Qin Lingyan, Chen Xu, Li Ping, Yang Zheng, Mo Wuning
Department of Clinical Laboratory, First Affiliated Hospital of Guangxi Medical University, 22 Shuangyong Road, Nanning, 530021, Guangxi, People's Republic of China,
Tumour Biol. 2014 Mar;35(3):2521-8. doi: 10.1007/s13277-013-1333-7. Epub 2013 Nov 6.
The XRCC3 gene has been suggested to play an important role in the pathogenesis of leukemia risk. But the findings of publications are contradictory. To derive a more precise estimation of the association, we performed a meta-analysis. The PubMed, Embase, and China National Knowledge Infrastructure (CNKI) databases were searched for case-control studies published up to August 2013. The pooled odds ratio (OR) and its corresponding 95% confidence interval (CI) were calculated by using a fixed- or random-effect model. A total of 15 case-control studies met the inclusion criteria and were selected. The pooled OR showed that there was no statistically significant association between XRCC3 Thr241Met polymorphism and leukemia risk in overall including studies, while a risky association was observed for acute myeloid leukemia (AML) (dominant model TT/TC vs. CC: OR = 1.240, 95% CI = 1.018-1.511, P = 0.032). The XRCC3 Thr241Met polymorphism might be associated with risk of leukemia in AML. More studies with larger sample sizes are needed to validate this result.
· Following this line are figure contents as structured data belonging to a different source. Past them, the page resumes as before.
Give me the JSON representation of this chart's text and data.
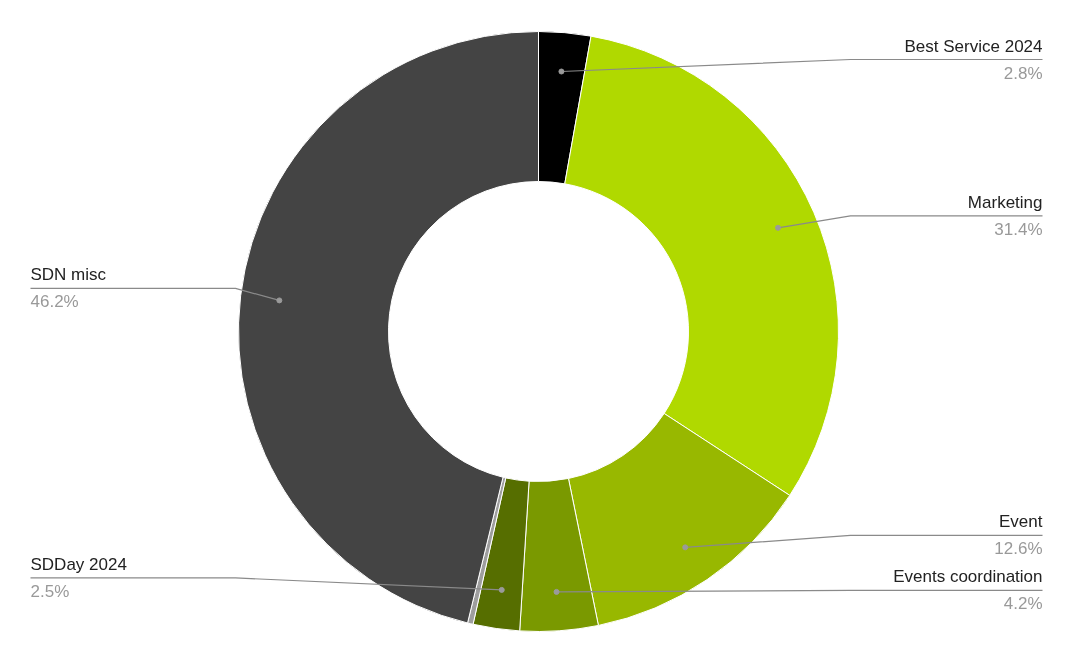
{
  "chart_data": {
    "type": "donut",
    "categories": [
      "Best Service 2024",
      "Marketing",
      "Event",
      "Events coordination",
      "SDDay 2024",
      null,
      "SDN misc"
    ],
    "values": [
      2.8,
      31.4,
      12.6,
      4.2,
      2.5,
      0.3,
      46.2
    ],
    "value_labels": [
      "2.8%",
      "31.4%",
      "12.6%",
      "4.2%",
      "2.5%",
      null,
      "46.2%"
    ],
    "colors": [
      "#000000",
      "#b0d900",
      "#98b800",
      "#7a9900",
      "#566e00",
      "#9e9e9e",
      "#444444"
    ]
  }
}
已有研究表明,XRCC3基因在白血病发病风险中起重要作用。但相关研究结果相互矛盾。为更精确地评估两者之间的关联,我们进行了一项荟萃分析。检索了PubMed、Embase和中国知网(CNKI)数据库中截至2013年8月发表的病例对照研究。采用固定效应模型或随机效应模型计算合并比值比(OR)及其相应的95%置信区间(CI)。共有15项病例对照研究符合纳入标准并被选中。合并OR显示,在所有纳入研究中,XRCC3基因Thr241Met多态性与白血病风险之间无统计学显著关联,而在急性髓系白血病(AML)中观察到存在风险关联(显性模型TT/TC与CC相比:OR = 1.240,95%CI = 1.018 - 1.511,P = 0.032)。XRCC3基因Thr241Met多态性可能与AML患者的白血病风险相关。需要更多大样本量的研究来验证这一结果。